Рассказывая свой сон, Поппея снова расплакалась и стала умолять своих придворных дам помолиться с ней, чтобы ее брак был долгим. Когда они стали молиться, в комнату ворвались испуганные слуги со словами, что толпа по-настоящему напала на дворец и солдат, которых выслали остановить толпу, оттеснили назад. Слуги утверждали, что толпа готова на любое преступление. Люди требовали, чтобы Октавия снова стала императрицей, проклинали Поппею и говорили, что, если их желание не будет выполнено, они сожгут дворец.

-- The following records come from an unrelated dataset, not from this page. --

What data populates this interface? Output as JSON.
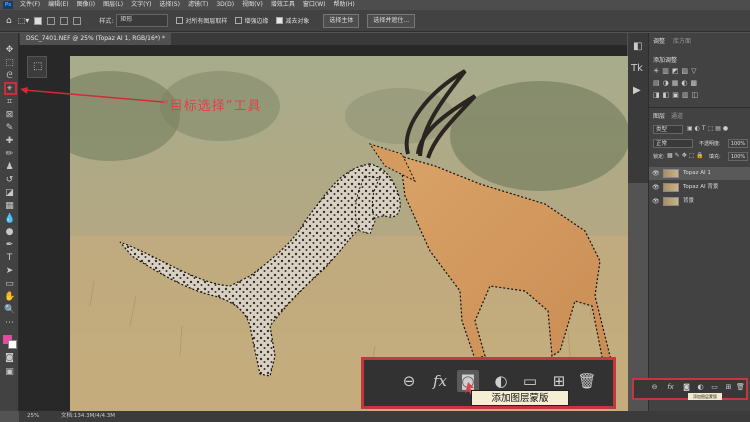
{
  "menu": {
    "logo": "Ps",
    "items": [
      "文件(F)",
      "编辑(E)",
      "图像(I)",
      "图层(L)",
      "文字(Y)",
      "选择(S)",
      "滤镜(T)",
      "3D(D)",
      "视图(V)",
      "增效工具",
      "窗口(W)",
      "帮助(H)"
    ]
  },
  "options": {
    "style_label": "样式:",
    "style_value": "矩形",
    "sample_all_label": "对所有图层取样",
    "enhance_edge_label": "增强边缘",
    "subtract_label": "减去对象",
    "select_subject_button": "选择主体",
    "select_and_mask_button": "选择并遮住..."
  },
  "document": {
    "tab_title": "DSC_7401.NEF @ 25% (Topaz AI 1, RGB/16*) *",
    "zoom": "25%",
    "file_info": "文档:134.3M/4/4.3M"
  },
  "annotation": {
    "text": "“目标选择”工具",
    "color": "#e24149"
  },
  "adjustments_panel": {
    "tabs": [
      "调整",
      "库方面"
    ],
    "title": "添加调整"
  },
  "layers_panel": {
    "tabs": [
      "图层",
      "通道"
    ],
    "filter_label": "类型",
    "blend_mode": "正常",
    "opacity_label": "不透明度:",
    "opacity_value": "100%",
    "lock_label": "锁定:",
    "fill_label": "填充:",
    "fill_value": "100%",
    "layers": [
      {
        "name": "Topaz AI 1"
      },
      {
        "name": "Topaz AI 背景"
      },
      {
        "name": "背景"
      }
    ]
  },
  "layer_footer": {
    "icons": [
      "link-icon",
      "fx-icon",
      "mask-icon",
      "adjustment-icon",
      "folder-icon",
      "new-layer-icon",
      "trash-icon"
    ],
    "fx_label": "fx",
    "tooltip": "添加图层蒙版",
    "small_tooltip": "添加图层蒙版"
  },
  "colors": {
    "highlight": "#c4373e",
    "foreground_swatch": "#e34aa0",
    "background_swatch": "#ffffff"
  }
}
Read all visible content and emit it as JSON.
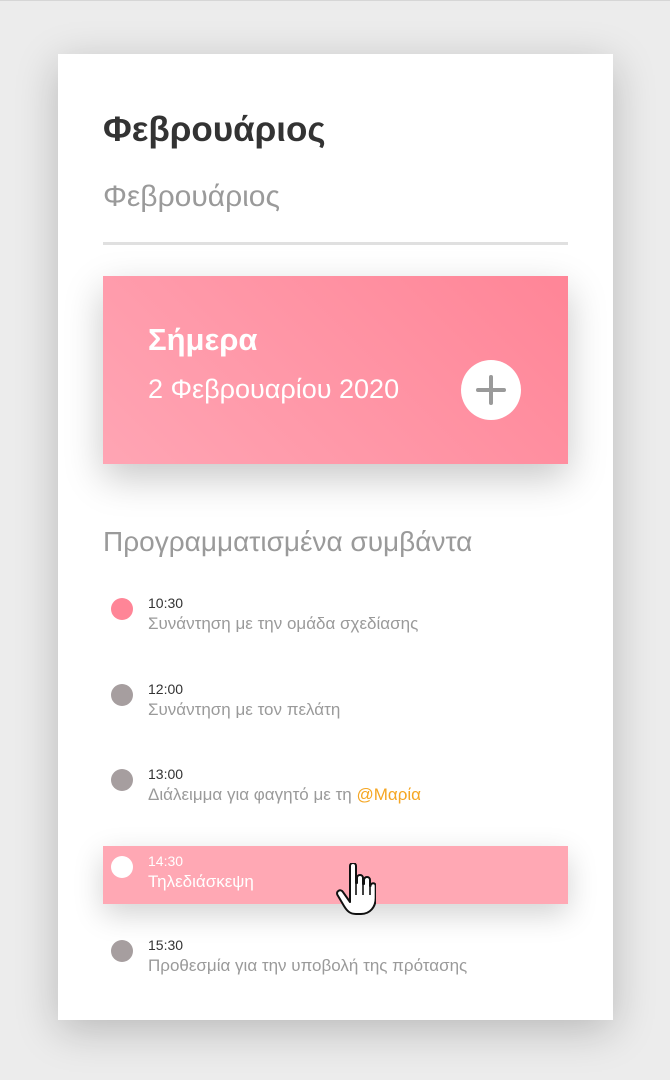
{
  "header": {
    "month_title": "Φεβρουάριος",
    "month_subtitle": "Φεβρουάριος"
  },
  "today": {
    "label": "Σήμερα",
    "date": "2 Φεβρουαρίου 2020",
    "add_icon": "plus-icon"
  },
  "events": {
    "heading": "Προγραμματισμένα συμβάντα",
    "items": [
      {
        "time": "10:30",
        "text": "Συνάντηση με την ομάδα σχεδίασης",
        "mention": ""
      },
      {
        "time": "12:00",
        "text": "Συνάντηση με τον πελάτη",
        "mention": ""
      },
      {
        "time": "13:00",
        "text": "Διάλειμμα για φαγητό με τη ",
        "mention": "@Μαρία"
      },
      {
        "time": "14:30",
        "text": "Τηλεδιάσκεψη",
        "mention": ""
      },
      {
        "time": "15:30",
        "text": "Προθεσμία για την υποβολή της πρότασης",
        "mention": ""
      }
    ]
  },
  "colors": {
    "accent_pink": "#ff8597",
    "highlight_pink": "#ffa8b4",
    "mention_orange": "#f5a623",
    "inactive_dot": "#a69e9f"
  },
  "cursor": {
    "icon": "hand-pointer-icon"
  }
}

Согласно Тациту, Поппея бросилась к Нерону и припала к его ногам. «Я не в том положении, чтобы спорить о том, плох или хорош наш брак, – рыдала она, – я знаю только, что он мне дороже жизни. Но сейчас моей жизни угрожают эти люди, которые притворяются горожанами, но на самом деле они рабы и приспешники Октавии. Им не хватает только лидера, и они сокрушат нас. Если сегодня им не удастся заставить тебя вернуть ее, они найдут ей нового мужа и во главе с ним попытаются отнять у тебя трон. Они хотят моей смерти. Но какое преступление я совершила? Кому я причинила вред? Неужели все это потому, что я собираюсь подарить наследника дому Цезарей? Неужели эти люди предпочитают, чтобы коронован был не твой наследник, а ребенок Октавии и ее любовника – флейтиста-египтянина?»
Нерон обезумел от ярости. Никогда прежде святость его пребывания на троне не подвергалась такому поруганию. Он даже представить себе не мог, что его могут считать кем-то иным, кроме героя. Его взбесило, что Поппее приходилось переживать такой шок, не говоря уже о том, что это могло навредить ее беременности. Поэтому, хотя подкрепления, которые поспешно привел Тигеллин, в конце концов оттеснили нападавших и покой был восстановлен, его гнев был страшен. (Дальше автор снова пересказывает текст трагедии «Октавия». – Пер.) «Это измена! – крикнул он Тигеллину. – Эти люди ответят за свое святотатство, а Октавия, которая подстрекала их, заплатит за это своей жизнью!» Очевидно, он заявил, что люди отплатили черной неблагодарностью за все добро, которое он им сделал, и не ценят мир и процветание, которое он им дал. «Их надо заставить страдать, – кричал он, – за то, что они посмели поднять руку на Поппею, на мою жену, за то, что пытались вытащить ее из моей постели. Справедливость требует голову Октавии!»
«Но где доказательства, что это ее вина?» – спросил Тигеллин.
«Людская злоба – вот доказательство», – ответил Нерон, и, насколько можно понять, это была правда.
«Но разве мог кто-нибудь сдержать их безумие?» – спросил Тигеллин.
«Октавия могла, – ответил Нерон, ударив себя в грудь. – Она должна умереть, чтобы утих этот ужас в моем сердце».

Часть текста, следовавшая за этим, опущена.